Given these distinctions, FCT is a tactic that serves the strategy of ameliorating certain types of behavioral problems, particularly in individuals who have limited verbal repertoires. It is one way – there are others – of decreasing the occurrence of target behaviors. Although there is an FCT literature describing particular procedures that might be used to teach appropriate alternative behavior and weaken existing problem behavior, FCT is a label for this tactic, not a particular procedure or technique for implementing the tactic.
Given this clarification, FCT is a perfectly reasonable tactic for decreasing problem behavior, and it is widely used. Labeling the tactic “functional communication training” purchases the conceptual problems already discussed, however. Viewing problem behavior as the act of communicating or as communicating something is a mentalistic distraction from the more conceptually and scientifically sound alternative of focusing on the physically verifiable contingencies between a behavior and its consequences.

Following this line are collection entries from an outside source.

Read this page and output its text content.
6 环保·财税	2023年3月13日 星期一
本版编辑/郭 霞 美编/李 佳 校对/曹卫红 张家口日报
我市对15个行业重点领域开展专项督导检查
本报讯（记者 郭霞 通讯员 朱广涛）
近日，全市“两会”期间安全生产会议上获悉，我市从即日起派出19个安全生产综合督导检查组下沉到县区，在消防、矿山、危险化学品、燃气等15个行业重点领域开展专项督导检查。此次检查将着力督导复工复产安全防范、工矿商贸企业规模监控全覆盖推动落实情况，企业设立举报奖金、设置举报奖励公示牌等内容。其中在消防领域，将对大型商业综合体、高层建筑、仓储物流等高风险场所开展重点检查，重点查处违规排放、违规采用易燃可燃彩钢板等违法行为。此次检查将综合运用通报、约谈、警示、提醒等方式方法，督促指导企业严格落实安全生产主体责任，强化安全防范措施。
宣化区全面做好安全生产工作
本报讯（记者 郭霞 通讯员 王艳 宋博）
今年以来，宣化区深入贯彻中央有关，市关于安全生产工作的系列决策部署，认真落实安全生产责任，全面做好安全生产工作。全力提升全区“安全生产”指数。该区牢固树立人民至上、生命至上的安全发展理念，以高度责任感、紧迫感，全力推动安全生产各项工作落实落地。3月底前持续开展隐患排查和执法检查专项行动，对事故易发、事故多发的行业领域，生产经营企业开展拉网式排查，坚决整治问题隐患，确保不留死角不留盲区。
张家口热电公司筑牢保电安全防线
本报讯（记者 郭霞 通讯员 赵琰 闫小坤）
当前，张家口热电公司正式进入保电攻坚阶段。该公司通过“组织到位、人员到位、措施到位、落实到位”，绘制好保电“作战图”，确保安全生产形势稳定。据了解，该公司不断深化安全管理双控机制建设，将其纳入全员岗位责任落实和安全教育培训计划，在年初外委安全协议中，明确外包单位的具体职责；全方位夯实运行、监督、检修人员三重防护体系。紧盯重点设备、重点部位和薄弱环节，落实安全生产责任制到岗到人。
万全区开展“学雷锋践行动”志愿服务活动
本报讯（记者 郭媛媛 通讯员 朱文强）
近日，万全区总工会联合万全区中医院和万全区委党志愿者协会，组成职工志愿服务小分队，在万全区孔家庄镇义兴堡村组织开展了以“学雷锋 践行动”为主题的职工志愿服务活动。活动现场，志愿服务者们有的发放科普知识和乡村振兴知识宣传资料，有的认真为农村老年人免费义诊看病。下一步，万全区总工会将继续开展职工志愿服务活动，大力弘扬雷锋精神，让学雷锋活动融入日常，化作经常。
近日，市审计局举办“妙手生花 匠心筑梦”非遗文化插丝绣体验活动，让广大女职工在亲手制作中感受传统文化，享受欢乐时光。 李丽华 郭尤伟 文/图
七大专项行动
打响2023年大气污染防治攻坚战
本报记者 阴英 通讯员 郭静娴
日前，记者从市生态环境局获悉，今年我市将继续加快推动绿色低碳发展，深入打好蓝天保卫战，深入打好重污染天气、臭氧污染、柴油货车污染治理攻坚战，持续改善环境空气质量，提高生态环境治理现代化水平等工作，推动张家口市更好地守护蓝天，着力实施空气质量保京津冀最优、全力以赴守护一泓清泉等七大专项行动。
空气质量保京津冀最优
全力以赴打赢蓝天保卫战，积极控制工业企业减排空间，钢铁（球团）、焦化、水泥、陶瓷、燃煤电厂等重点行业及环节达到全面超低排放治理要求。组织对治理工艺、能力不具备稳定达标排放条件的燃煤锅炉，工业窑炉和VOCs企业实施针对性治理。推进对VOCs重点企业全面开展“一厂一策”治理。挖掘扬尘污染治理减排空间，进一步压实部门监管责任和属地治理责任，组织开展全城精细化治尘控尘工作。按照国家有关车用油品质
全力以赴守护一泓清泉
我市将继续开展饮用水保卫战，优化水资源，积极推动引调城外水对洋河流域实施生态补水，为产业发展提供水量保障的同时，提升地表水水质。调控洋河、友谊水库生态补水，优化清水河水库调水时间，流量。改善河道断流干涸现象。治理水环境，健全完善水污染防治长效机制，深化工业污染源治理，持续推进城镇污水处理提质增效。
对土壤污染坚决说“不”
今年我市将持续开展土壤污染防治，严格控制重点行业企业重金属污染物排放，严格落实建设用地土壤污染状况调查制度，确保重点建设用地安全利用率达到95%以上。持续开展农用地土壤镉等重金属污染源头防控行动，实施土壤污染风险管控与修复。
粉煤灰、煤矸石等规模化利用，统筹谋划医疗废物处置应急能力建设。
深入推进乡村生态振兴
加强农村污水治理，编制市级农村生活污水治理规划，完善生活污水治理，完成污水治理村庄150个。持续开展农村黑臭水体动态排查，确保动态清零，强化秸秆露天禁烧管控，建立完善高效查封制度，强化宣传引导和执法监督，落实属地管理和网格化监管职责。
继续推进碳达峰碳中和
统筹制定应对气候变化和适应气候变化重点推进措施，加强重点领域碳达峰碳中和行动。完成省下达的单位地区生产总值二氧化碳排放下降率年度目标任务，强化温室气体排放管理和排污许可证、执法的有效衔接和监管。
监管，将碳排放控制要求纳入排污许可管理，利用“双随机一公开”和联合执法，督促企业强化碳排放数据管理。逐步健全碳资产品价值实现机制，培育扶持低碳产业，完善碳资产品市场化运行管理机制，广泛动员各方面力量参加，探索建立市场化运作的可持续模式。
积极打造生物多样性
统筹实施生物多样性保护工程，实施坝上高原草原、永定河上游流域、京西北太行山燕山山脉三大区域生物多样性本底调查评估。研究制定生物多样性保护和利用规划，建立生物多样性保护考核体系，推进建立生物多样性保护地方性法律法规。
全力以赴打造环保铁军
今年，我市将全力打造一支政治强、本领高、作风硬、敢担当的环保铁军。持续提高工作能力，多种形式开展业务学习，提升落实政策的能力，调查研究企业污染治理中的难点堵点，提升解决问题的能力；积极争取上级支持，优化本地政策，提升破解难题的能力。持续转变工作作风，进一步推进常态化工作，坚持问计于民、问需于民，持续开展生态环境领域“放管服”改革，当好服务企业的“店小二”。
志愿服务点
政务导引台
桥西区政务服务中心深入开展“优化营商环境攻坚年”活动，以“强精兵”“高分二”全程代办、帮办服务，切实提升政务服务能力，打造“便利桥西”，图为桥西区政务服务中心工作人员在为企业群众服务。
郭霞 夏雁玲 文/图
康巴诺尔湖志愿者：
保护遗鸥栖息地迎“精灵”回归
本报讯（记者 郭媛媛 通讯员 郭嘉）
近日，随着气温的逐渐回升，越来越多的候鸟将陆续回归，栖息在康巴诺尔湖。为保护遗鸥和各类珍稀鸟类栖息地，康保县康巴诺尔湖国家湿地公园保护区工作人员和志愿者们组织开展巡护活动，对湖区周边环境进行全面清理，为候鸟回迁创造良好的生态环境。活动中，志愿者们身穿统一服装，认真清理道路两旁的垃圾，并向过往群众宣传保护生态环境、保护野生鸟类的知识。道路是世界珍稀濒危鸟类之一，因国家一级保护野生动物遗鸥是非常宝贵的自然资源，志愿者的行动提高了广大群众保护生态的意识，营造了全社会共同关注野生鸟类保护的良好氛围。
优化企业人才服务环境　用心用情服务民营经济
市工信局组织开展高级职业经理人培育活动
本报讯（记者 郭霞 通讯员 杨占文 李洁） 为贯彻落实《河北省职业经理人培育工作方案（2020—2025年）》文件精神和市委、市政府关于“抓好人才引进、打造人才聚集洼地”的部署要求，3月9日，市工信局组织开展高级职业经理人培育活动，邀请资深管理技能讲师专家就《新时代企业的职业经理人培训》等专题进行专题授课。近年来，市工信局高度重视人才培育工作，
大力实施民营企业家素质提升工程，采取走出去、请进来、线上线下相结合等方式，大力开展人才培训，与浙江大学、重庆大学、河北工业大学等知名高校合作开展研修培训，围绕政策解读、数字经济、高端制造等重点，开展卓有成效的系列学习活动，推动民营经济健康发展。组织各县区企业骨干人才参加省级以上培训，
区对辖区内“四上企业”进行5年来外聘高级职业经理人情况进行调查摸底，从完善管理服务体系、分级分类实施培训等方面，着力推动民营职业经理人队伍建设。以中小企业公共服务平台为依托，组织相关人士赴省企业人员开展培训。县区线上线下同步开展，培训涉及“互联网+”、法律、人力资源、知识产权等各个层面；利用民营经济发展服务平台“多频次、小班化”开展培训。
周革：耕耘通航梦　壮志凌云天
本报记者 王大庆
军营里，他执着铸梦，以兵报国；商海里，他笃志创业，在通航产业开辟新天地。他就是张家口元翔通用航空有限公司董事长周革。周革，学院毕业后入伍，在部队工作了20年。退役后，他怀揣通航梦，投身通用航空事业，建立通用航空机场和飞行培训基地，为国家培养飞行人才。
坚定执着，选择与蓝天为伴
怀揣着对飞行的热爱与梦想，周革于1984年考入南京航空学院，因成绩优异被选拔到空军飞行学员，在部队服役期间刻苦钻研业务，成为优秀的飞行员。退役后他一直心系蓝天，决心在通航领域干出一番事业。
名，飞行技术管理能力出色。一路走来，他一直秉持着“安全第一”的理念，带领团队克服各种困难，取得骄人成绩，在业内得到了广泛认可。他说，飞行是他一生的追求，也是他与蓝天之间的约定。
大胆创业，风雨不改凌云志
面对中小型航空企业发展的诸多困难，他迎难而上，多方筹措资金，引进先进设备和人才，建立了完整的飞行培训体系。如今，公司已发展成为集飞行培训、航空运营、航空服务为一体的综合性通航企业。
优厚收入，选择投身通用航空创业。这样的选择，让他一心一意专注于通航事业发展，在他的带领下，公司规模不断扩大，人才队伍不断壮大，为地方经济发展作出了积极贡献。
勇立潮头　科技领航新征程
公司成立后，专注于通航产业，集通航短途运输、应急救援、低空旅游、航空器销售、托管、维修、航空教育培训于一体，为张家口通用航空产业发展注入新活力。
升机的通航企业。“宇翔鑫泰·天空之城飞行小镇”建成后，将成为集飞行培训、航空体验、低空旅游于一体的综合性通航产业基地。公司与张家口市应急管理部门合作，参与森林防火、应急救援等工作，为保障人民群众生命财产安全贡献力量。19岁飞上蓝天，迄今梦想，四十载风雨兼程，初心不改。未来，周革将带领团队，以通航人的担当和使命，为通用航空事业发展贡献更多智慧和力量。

The term “functional” is also a bit of a problem in this context, although there is nothing at all wrong with this term in general. In fact, it is so widely used in our field that it sometimes seems to be attached as a modifier here and there merely because of its general “goodness.” What is odd in this application is that the problem behavior motivating the intervention is already functional. Were it not, there would be no problem behavior. That is, the problem behavior serves the function of producing the consequences that maintain the behavior. The behavior may be problematic in some way for the individual and others, but is remains functional for the individual by definition, regardless of the problems it may otherwise cause.
Of course, the idea that justifies the tactic of teaching and supporting an alternative behavior that is more acceptable than the problem behavior – and that might be able to replace the problem behavior in the individual’s repertoire – is that the alternative behavior will also be functional. The notion that it may be able to replace the problem behavior is predicated on the possibility that it may serve the same function as the problem behavior, such as getting attention, but without all of the undesirable side effects. This can work well, as long as the maintaining consequences are themselves acceptable. (See Johnston, 2006, for a discussion of replacing problem behavior.)
So, FCT is not a good label for an otherwise perfectly viable tactic for addressing behavior problems because it encourages misunderstandings ABA could well do without. Couldn’t we just describe this tactic as establishing alternative behaviors, particularly favoring those that serve the same function as the problem behavior?
References
Johnston, J. M. (2006). “Replacing” Problem Behavior: An analysis of tactical
alternatives. The Behavior Analyst, 29 (1), 1-11.
Johnston, J.M. & Pennypacker, H.S. (2009). Strategies and tactics of behavioral
research, third edition. New York: Routledge.